Capital Next Challenge in Mending of an Iowa Thrift

In his first two and a half months as the chief executive of First Federal Bankshares Inc. in Sioux City, Iowa, Levon Mathews has cut expenses by trimming jobs and selling a branch.

Now he needs to improve the capital position of his company's Vantus Bank. Unrealized losses on trust-preferred securities and problems with construction loans have led to an agreement with regulators to fortify the thrift's balance sheet. Mathews is considering shrinking the thrift to help it comply.

In the longer term, he wants to make the $525 million-asset First Federal more like a commercial banking company by refocusing it on lending to small businesses in its markets.

"We are nowhere near that at the moment, but that is what we want to be," Mathews said in an interview Wednesday. For now it is preoccupied with "making sure we have the right people in place for where we want to go."

In December, Vantus signed an agreement with the Office of Thrift Supervision to achieve higher capital ratios than normally required to be considered well capitalized. Mathews said he is looking at all options, including the Treasury's Troubled Asset Relief Program. First Federal is eligible for an infusion of up to $13 million. (He would not say whether it has applied for the money or received any word from the government about its prospects.)

"We are considering everything," he said. "There are no sacred cows here."

Mathews also said First Federal has received interest from private investors. He would not say how much money it would seek from that source, but he did say it would need about $5.1 million to reach the prescribed capital levels.

Despite a tough environment, analysts said First Federal has a good shot of raising the money it needs, as long as asset quality does not deteriorate much further.

Theodore Kovaleff, the president of Informed Sources Service Group in New York, said it helps that First Federal has new leadership.

"It will help if they have a good business model and new management," Kovaleff said. "New management doesn't have to justify the previous team's mistakes to potential investors, and they can focus on talking about how they plan to run a conservative shop."

Mathews, 49, spent most of the last decade as the president of northern Indiana and Memphis operations for Union Planters Corp., remaining with the company after it sold itself to Regions Financial Corp. in 2005. Most recently he was executive vice president of Regions' private banking unit, Morgan Keegan & Co., until April.

Though he officially took the reins at First Federal in January, Mathews began implementing changes when he was hired in December. He persuaded the board to consider selling branches and eliminate redundant back-office positions.

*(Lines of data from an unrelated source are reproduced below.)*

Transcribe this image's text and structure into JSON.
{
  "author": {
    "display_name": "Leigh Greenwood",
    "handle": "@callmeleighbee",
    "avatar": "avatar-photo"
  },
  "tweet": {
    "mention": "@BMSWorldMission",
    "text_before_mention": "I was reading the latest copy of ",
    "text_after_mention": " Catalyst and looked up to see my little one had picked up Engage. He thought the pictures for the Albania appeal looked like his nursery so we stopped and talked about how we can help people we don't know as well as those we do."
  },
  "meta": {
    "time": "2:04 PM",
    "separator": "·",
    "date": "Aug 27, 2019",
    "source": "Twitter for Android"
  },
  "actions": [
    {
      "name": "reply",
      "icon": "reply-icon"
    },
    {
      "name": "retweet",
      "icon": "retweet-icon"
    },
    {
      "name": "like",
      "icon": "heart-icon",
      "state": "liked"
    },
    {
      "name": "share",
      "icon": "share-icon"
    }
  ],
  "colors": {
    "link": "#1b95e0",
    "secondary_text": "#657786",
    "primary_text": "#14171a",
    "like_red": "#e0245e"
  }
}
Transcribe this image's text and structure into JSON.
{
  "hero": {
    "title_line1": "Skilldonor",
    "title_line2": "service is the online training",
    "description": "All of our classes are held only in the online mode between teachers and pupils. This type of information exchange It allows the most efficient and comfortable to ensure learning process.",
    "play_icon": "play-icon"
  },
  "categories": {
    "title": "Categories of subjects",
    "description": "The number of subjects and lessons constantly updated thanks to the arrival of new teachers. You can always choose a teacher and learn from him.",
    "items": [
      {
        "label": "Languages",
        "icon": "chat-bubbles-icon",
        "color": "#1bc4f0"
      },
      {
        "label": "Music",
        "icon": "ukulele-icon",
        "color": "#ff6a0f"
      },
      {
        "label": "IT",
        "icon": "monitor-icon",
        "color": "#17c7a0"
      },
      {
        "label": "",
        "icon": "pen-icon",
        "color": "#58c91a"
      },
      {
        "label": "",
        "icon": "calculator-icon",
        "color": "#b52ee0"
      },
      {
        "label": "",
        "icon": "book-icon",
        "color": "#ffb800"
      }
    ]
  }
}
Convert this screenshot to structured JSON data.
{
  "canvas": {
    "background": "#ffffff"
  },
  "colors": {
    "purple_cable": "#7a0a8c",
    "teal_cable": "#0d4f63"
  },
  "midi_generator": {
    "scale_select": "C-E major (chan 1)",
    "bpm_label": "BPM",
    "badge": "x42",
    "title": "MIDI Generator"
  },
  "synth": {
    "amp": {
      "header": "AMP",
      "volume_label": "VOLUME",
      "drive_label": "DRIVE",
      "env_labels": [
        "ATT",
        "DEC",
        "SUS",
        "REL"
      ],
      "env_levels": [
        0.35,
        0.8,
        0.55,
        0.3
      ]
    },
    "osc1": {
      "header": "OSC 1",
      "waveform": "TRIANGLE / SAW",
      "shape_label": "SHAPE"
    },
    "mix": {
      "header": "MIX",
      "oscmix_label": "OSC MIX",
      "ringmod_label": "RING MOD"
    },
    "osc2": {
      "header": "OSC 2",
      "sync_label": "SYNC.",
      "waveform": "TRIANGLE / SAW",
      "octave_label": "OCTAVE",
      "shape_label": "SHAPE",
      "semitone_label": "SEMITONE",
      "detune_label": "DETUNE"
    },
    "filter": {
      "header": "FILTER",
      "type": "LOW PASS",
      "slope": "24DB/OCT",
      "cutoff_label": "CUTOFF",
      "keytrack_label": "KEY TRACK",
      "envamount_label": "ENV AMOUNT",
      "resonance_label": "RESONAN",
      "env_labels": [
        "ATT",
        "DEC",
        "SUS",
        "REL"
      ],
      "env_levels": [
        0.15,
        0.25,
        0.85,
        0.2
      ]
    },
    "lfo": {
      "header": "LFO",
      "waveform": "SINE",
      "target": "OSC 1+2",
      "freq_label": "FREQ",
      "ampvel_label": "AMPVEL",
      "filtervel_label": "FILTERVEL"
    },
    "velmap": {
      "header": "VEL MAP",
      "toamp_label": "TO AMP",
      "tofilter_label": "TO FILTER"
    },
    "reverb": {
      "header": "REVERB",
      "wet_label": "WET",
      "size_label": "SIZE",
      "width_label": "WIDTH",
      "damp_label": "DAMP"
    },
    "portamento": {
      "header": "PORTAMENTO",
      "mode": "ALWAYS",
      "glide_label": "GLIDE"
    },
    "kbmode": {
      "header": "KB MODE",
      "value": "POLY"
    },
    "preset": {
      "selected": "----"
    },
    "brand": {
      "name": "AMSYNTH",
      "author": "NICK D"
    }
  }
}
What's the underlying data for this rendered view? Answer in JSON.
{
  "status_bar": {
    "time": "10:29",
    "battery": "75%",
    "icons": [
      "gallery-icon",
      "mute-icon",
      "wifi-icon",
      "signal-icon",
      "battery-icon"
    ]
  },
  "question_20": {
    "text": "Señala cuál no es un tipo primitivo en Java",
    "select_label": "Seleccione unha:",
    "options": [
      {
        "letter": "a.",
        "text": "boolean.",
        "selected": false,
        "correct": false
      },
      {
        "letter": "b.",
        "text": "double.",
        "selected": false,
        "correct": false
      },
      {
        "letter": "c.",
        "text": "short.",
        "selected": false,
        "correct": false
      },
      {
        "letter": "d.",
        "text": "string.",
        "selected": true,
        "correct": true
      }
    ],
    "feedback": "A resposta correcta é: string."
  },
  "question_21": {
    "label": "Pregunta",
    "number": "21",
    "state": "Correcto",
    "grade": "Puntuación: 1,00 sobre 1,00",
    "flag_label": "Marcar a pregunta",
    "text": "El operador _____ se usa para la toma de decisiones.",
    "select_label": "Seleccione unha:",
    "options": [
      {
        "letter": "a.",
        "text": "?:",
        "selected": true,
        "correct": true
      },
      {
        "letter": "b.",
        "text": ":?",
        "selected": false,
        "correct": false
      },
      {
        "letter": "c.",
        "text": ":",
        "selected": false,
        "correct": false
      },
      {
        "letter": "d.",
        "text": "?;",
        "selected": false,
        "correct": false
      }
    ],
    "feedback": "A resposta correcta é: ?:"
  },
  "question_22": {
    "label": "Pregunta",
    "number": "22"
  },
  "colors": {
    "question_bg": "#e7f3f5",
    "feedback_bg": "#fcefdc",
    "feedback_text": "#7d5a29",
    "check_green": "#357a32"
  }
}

"One of the first things that struck me about it was its high efficiency ratio. I feel if you can cure the efficiency ratio, other things fall into place," Mathews said. "I want us to be the most efficient and effective franchise in northwest Iowa … even if that means shrinking."

The company sold a branch in Grinnell on Dec. 15 to Lincoln Savings Bank, which paid a $5.6 million premium for the deposits. The sale helped First Federal return to the black in its fiscal second quarter, which ended Dec. 31. It made $2.9 million, after losing $1.8 million a year earlier. It also trimmed its staff by more than a fifth during the quarter, to 157 full-time employees.

(First Federal has 13 remaining branches; Mathews said more sales are possible.)

These efforts reduced the efficiency ratio 15 percentage points in three months, to 75% on Dec. 31.

"All of the things they did that quarter works in their favor," said Karen Dorway, the president of BauerFinancial Inc., a bank rating agency in Coral Gables, Fla. "Credit seems to have stabilized, and they could possibly be at a point where they are poised for a turnaround."

Mathews said that eventually he would like to get the efficiency ratio down to 55%, but he does not expect more job cuts. Now his company will now focus on streamlining processes.

Like other banking companies, First Federal stumbled in recent years by making construction and development loans and buying participations in loans outside its markets. Nonperforming assets made up 3.79% of its total on Dec. 31, versus 1.05% a year earlier.

Mathews said the problems are concentrated in nine credits. "We feel we've identified the major problem loans in the portfolio, and we are working them aggressively," though "my assumption is that credit quality across the industry is not going to get better quicker."

From now on, Mathews said, First Federal will focus on making business and real estate loans to companies in its markets with less than $20 million of annual revenue. Commercial lending currently makes up about 15% of the portfolio; he said he wants the figure to grow to 60%.

Though many economists have speculated that this sort of lending could be the next one to falter, Mathews said First Federal's markets are dominated by agriculture, a sector that has not shown much weakness in this recession. The bulk of its commercial lending will be in sectors ancillary to agriculture, but he said the company could also lend to farmers and ranchers.